Finnish immigrant Maija and her daughters are left alone on a grim mountain. The girls find a murdered man, but locals and the authorities dismiss it as a killing by animals.


There’s noir, its increasingly brutal and sensationalist Scottish version, the dark and gloomy Scandinavian brand – and then there’s Cecilia Eckbäck! There was reportedly something of a bidding war over the Lapp-descended Canadian-Swede’s debut and, as yet unwritten, follow-up novels. This stunning, fascinating and sometimes downright frightening story makes that easy to understand.

Cecilia Eckbäck takes the genre, shakes it, fillets it and provides the best explanation of its existence you will ever come across – and all in the guise of a historical murder mystery!

It’s set in the early 18th century, and with Sweden at the height of its long wars against Denmark, Poland, Russia, Prussia, Saxony and Hanover, a family of Finns migrate inland after the fisherman father loses his nerve.

Settled in a forbidding mountain wilderness on the edge of the Arctic, Maija and her two daughters soon find themselves alone when her man leaves to escape the threatening solitude.

The girls discover the body of a murdered man, but neighbours and the local authorities dismiss the death as an animal attack. Maija doubts this and is driven to investigate, but as her determination for the truth sets neighbours scurrying to protect long-hidden secrets and fans their distrust of the nomadic Lapps, her teenage daughter finds herself increasingly drawn to the mountain and the mystical side of her heritage.

Like many of her Sami people, Maija is deeply superstitious and spiritual. Her dead grandmother is a constant companion. And daughter Frederika is even more acutely aware of the spirit world around her.

As a bitter winter sets in – the Wolf Winter of the title – which pits humans in the most primitive battle for survival against the elements, ancient superstitions re-surface in an atmosphere where witchcraft is still a capital offence. Animism, shamanism and spirituality all feature – as do the wolves, those symbolic and totemic animals who represent night and the worst fears of humans and who the people of the mountain will not even name, preferring a series of euphemisms.

The story, told from three points of view – Maija, her daughter and the village priest – is engrossing from the beginning.
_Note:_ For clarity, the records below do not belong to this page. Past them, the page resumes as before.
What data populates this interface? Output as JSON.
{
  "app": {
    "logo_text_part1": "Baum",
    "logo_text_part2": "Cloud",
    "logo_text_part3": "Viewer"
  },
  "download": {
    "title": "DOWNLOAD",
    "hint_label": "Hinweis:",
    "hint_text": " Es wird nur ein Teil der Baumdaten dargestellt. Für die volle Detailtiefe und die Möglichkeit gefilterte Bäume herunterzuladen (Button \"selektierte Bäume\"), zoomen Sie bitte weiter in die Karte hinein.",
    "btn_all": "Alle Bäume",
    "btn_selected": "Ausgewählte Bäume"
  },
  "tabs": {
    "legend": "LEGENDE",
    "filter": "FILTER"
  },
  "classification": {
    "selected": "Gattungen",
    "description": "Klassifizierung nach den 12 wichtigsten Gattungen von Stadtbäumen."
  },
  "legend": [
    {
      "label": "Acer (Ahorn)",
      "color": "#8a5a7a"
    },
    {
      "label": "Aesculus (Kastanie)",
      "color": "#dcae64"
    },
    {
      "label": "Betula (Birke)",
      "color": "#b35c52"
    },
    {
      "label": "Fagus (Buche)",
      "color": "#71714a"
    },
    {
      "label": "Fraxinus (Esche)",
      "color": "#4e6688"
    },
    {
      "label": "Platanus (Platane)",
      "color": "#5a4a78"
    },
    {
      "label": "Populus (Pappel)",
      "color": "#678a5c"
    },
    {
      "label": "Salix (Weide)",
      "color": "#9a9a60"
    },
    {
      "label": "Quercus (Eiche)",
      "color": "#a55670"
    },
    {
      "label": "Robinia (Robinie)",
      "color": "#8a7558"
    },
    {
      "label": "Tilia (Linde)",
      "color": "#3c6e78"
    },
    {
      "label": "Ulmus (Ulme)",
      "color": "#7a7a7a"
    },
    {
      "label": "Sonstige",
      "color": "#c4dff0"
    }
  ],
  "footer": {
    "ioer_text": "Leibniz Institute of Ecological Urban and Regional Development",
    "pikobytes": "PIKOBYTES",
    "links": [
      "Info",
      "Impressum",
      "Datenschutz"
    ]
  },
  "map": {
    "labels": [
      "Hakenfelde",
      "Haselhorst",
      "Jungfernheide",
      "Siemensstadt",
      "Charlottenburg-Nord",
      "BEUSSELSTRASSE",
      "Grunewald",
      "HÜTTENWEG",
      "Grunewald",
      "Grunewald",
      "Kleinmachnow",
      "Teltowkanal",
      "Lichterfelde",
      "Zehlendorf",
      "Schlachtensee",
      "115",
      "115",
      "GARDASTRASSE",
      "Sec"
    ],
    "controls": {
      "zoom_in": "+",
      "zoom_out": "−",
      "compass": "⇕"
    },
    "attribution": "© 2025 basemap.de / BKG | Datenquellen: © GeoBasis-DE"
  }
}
The cold, snow and ice are vividly described, both in its ethereal beauty and its powers of destruction. Eckbäck gets the atmosphere and tone completely right to plunge the reader into a bleakly superstitious world.

Wolf Winter is part historical, part murder mystery, with more than a touch of the supernatural, but with the horror unforced and quite natural in such a dark, atmospheric setting. This beautifully written, dark and chilly read will keep the nervous awake at night.

This brilliantly created atmosphere can sometimes overshadow both characters and story, but overall it’s a great debut. When my stretched nerves have relaxed, I’ll look forward to a follow-up in which I expect Frederika to lead us deep into the heart of real Scandinavian noir.